Chassi de carreta se parte ao meio no Rio Grande do Sul

Uma carreta Volvo que trafegava pela BR-285, no trecho entre Passo Fundo e Carazinho, no Rio Grande do Sul, teve o chassi quebrado ao meio ao passar por um desnível na rodovia. O caso foi registrado na manhã de terça-feira, 23 de junho.
O veículo foi carregado em Tapejara, onde devia descarregar em Ijuí. Quando o motorista passava pela rodovia, o veículo atingiu um desnível na pista e o chassi do implemento se partiu no meio. A estrutura fiou visivelmente torta.
O motorista conseguiu parar o caminhão com segurança no acostamento. Ele não sofreu ferimentos.
A PRF esteve no local para realizar a sinalização. Foi necessário o transbordo da carga para outro veículo, e a remoção da carreta só pode ser feita com o uso de um guincho pesado.
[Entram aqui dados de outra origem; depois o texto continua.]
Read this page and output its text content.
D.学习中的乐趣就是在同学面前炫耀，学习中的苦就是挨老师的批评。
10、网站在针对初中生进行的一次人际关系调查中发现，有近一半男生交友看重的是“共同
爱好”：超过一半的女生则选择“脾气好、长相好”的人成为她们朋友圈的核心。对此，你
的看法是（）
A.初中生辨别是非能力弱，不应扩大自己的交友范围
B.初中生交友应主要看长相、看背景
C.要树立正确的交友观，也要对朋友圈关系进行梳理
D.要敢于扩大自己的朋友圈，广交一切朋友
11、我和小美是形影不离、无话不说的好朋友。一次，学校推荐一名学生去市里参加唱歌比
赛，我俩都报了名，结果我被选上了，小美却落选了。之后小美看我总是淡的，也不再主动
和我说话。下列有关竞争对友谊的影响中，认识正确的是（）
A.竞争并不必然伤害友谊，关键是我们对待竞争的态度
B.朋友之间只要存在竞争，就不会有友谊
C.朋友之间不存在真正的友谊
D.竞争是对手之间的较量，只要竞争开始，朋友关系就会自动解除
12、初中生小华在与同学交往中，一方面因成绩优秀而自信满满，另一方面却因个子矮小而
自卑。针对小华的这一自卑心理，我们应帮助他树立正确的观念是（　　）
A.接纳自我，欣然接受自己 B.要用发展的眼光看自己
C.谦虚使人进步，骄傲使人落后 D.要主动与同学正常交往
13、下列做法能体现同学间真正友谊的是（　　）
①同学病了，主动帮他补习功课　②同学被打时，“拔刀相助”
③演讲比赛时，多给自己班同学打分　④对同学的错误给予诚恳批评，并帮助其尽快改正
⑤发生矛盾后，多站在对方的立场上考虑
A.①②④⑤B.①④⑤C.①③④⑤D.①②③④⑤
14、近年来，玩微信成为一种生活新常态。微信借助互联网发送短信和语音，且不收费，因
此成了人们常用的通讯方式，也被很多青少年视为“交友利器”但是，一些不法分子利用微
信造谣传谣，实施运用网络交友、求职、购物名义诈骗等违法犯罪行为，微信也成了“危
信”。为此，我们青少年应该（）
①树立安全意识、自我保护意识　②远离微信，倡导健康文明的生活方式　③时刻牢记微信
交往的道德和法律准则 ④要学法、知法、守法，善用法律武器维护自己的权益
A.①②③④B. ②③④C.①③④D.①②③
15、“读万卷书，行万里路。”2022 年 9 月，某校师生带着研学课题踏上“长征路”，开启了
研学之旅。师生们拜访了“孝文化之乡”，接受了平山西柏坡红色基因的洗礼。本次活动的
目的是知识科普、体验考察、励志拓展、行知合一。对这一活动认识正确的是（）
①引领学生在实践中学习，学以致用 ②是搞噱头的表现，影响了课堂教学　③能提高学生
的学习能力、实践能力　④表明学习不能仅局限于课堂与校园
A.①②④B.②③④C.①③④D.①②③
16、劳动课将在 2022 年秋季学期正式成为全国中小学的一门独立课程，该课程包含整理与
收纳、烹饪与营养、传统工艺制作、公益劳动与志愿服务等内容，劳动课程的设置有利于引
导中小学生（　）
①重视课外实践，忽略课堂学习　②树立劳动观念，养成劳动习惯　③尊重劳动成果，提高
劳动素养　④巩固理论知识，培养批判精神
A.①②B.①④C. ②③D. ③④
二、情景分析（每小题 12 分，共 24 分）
A rodovia chegou a registrar alguns momentos de bloqueio parcial durante os trabalhos.

Quebra do chassi
Esse tipo de acidente não é tão comum de acontecer, já que os chassis dos implementos são projetados para aguentarem forças e torções impressionantes. Mas há fatores que podem aumentar a chance de uma ocorrência do tipo.
Entre as principais causas estão:
- Excesso de Peso (Sobrecarga)
Esta é a causa mais comum. Cada semirreboque é projetado e homologado para suportar uma Capacidade Nominal Máxima de Carga. Quando o peso transportado excede o limite legal e técnico do implemento, o aço do chassi sofre uma tensão muito maior do que aquela para a qual foi dimensionado, levando à fadiga extrema ou à deformação plástica imediata.
- Má Distribuição da Carga
Mesmo que o peso total esteja dentro do limite permitido, se a carga for concentrada toda em um único ponto (especialmente no centro do vão livre da carreta, longe dos eixos traseiros e do pino-rei), cria-se um efeito alavanca. Esse ponto central sofre um esforço de flexão absurdo, o que pode fazer a estrutura “selar” e partir.
- Fadiga do Material e Idade do Implemento
O chassi de um caminhão passa a vida útil inteira sofrendo torções e flexões. Com o passar dos anos e o uso severo, o aço começa a sofrer de fadiga estrutural. Microfissuras invisíveis a olho nu vão se espalhando pela estrutura até que, sob um esforço comum, o chassi simplesmente cede de uma vez.
- Impactos e Condições das Rodovias
O estado das estradas tem um papel crucial. Trafegar com um veículo carregado por pistas cheias de buracos, ondulações ou passar em alta velocidade por lombadas e depressões gera impactos dinâmicos violentos. Esse “solavanco” multiplica temporariamente a força exercida sobre o chassi, funcionando como uma martelada na estrutura.
- Manutenção Deficiente e Corrosão
Ferrugem: A falta de pintura de proteção ou o transporte constante de cargas corrosivas (como fertilizantes, sal ou produtos químicos) sem a devida lavagem oxida o aço, reduzindo a espessura das vigas e comprometendo severamente a sua resistência.
Soldas e Reparos Mal-feitos: Modificações no chassi, alongamentos ou reparos anteriores feitos por profissionais não qualificados (sem o cálculo correto ou usando materiais inadequados) criam pontos de fragilidade extrema onde o chassi fatalmente irá quebrar no futuro.
Esse tipo de quebra raramente avisa na hora, sendo quase sempre o resultado de uma trinca que já vinha se desenvolvendo silenciosamente na parte inferior das vigas principais (longarinas).